- by New Deal democrat
So this morning I read that OMG yield curve tightest since 2007!!!! Head for the hills!!! Recession coming!!! from Mike "Mish" Shedlock.
And here is the accompanying graph:
Sure enough, yes, if we focus strictly on the time period from 2008-present, (and don't you dare let your eyes wander to the left of the graph!), the yield curve now is the tightest it has been.
But unless you think the universe came into existence in 2007, you really *should* cast your eyes to the left of the graph, where you will see that the spreads among the various treasury maturities are about where they were in early 2005. Two and one-half years before the last recession.
Oh.
This made me remember a similar recession call by Deutsche Bank almost two years ago:
What are plummeting interest rates saying about the outlook for the economy? The spread between the yield on 10-year U.S. Treasury notes and two-year notes is the narrowest since 2007. A model maintained by Deutsche Bank analyst Steven Zeng, who adjusts the spread for historically low short-term interest rates, suggests the yield curve is now signaling a 55 percent* chance of a U.S. recession within the next 12 months. That marks the highest probability generated by the model so far in this expansion ....[*That was in February 2016. When long term rates made new lows in July, they upped the chances to 60%!]

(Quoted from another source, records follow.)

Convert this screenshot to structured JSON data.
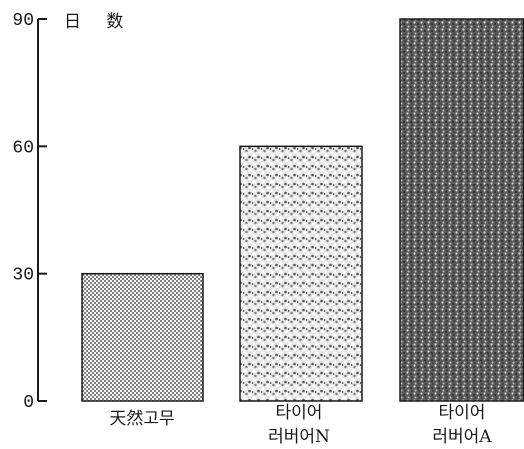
{
  "chart_data": {
    "type": "bar",
    "ylabel": "日 数",
    "ylim": [
      0,
      90
    ],
    "yticks": [
      0,
      30,
      60,
      90
    ],
    "categories": [
      [
        "天然고무"
      ],
      [
        "타이어",
        "러버어N"
      ],
      [
        "타이어",
        "러버어A"
      ]
    ],
    "values": [
      30,
      60,
      90
    ],
    "patterns": [
      "fine-crosshatch-dots",
      "coarse-speckle",
      "dense-dark-speckle"
    ],
    "grid": false
  }
}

Here is a graph which accompanied Deutsche Bank's presentation:
In response, I noted the following:
Here's the problem. Cast your eye to the left end of the graph, the 1960s. You know, probably the best economy the US has had since, well, forever? What does the graph show then?
Apparently, the US was teetering on the edge of recession throughout the entire decade. Hoocoodanode?
Next look towards the middle. There is the 1990s tech boom, second only to the 1960s as the best US economy of our lifetimes. Well, apparently the US was teetering on the edge of recession through that period as well!
So here is a helpful hint. When your Killer App for foreceasting recessions forecast a recession during the two best economies that the US has had in the last 60 years, your Killer App is crap.
Apparently Deutsch Bank figures that once the Fed starts tightening, it will continue pretty much until it sees a recession looming like an iceberg dead ahead. That may have made sense half a century ago when the US was primarily a manufacturing economy, which was much more volatile -- a GDP that fell from 4% to 2% quarter over quarter was likely headed to 0 or below in another quarter. That's simply not the case in our service based economy now.
So what was Deutsche Bank saying just a few months ago? This:
[Deutsche Bank] estimated the probability of a U.S. recession from now to June 2018 at less than 10 percent.Here's their updated graph (which, note, now conveniently omits the entire 1960's):
They're back to extreme bearishness now. Who cares? Why should anybody be paying the slightest bit of attention to a model which has 5 false positives for 6 correct ones?
If Deutsche Bank wants be right, how about hiring me? I'll accept 1/4 of your current crew's pay. Sounds like a win-win move to me.
--From Bonddad
I haven't read Mish is forever. Now I remember why; this analysis is, well, ridicules.
Here's a long-term chart of one of my favorite indicators: the 10-year CMT - Fed Funds:
The curve inverts somewhere between 12-24 months before a recession. Right now, the spread is 123 basis points. So, we need 123 points of compression before inverting, after which time there's a strong possibility that that we'll see a recession within the next 1-2 years. Usually, it's the Fed's raising short-term rates that causes the most compression. As NDD notes, that's just not going to happen in the current environment, thanks to low inflation and a Fed now beginning to debate why inflation is so low.
Using this chart as a basis, we're at least 2 years from a recession.
Or, you could simply go to the Cleveland Fed's website, where they employ a probit model to predict recessions based on the yield curve. Here's their conclusion
The slightly steeper yield curve did lead to a slightly decreased probability of recession, but the change was minor. Using the yield curve to predict whether or not the economy will be in recession in the future, we estimate the expected chance of the economy being in a recession next September at 12.0 percent, down from the August probability of 12.5 percent (an even one-eighth chance), itself a tiny drop down from July’s 12.9 percent. So the yield curve is optimistic about the recovery continuing, even if it is somewhat pessimistic with regard to the pace of growth over the next year.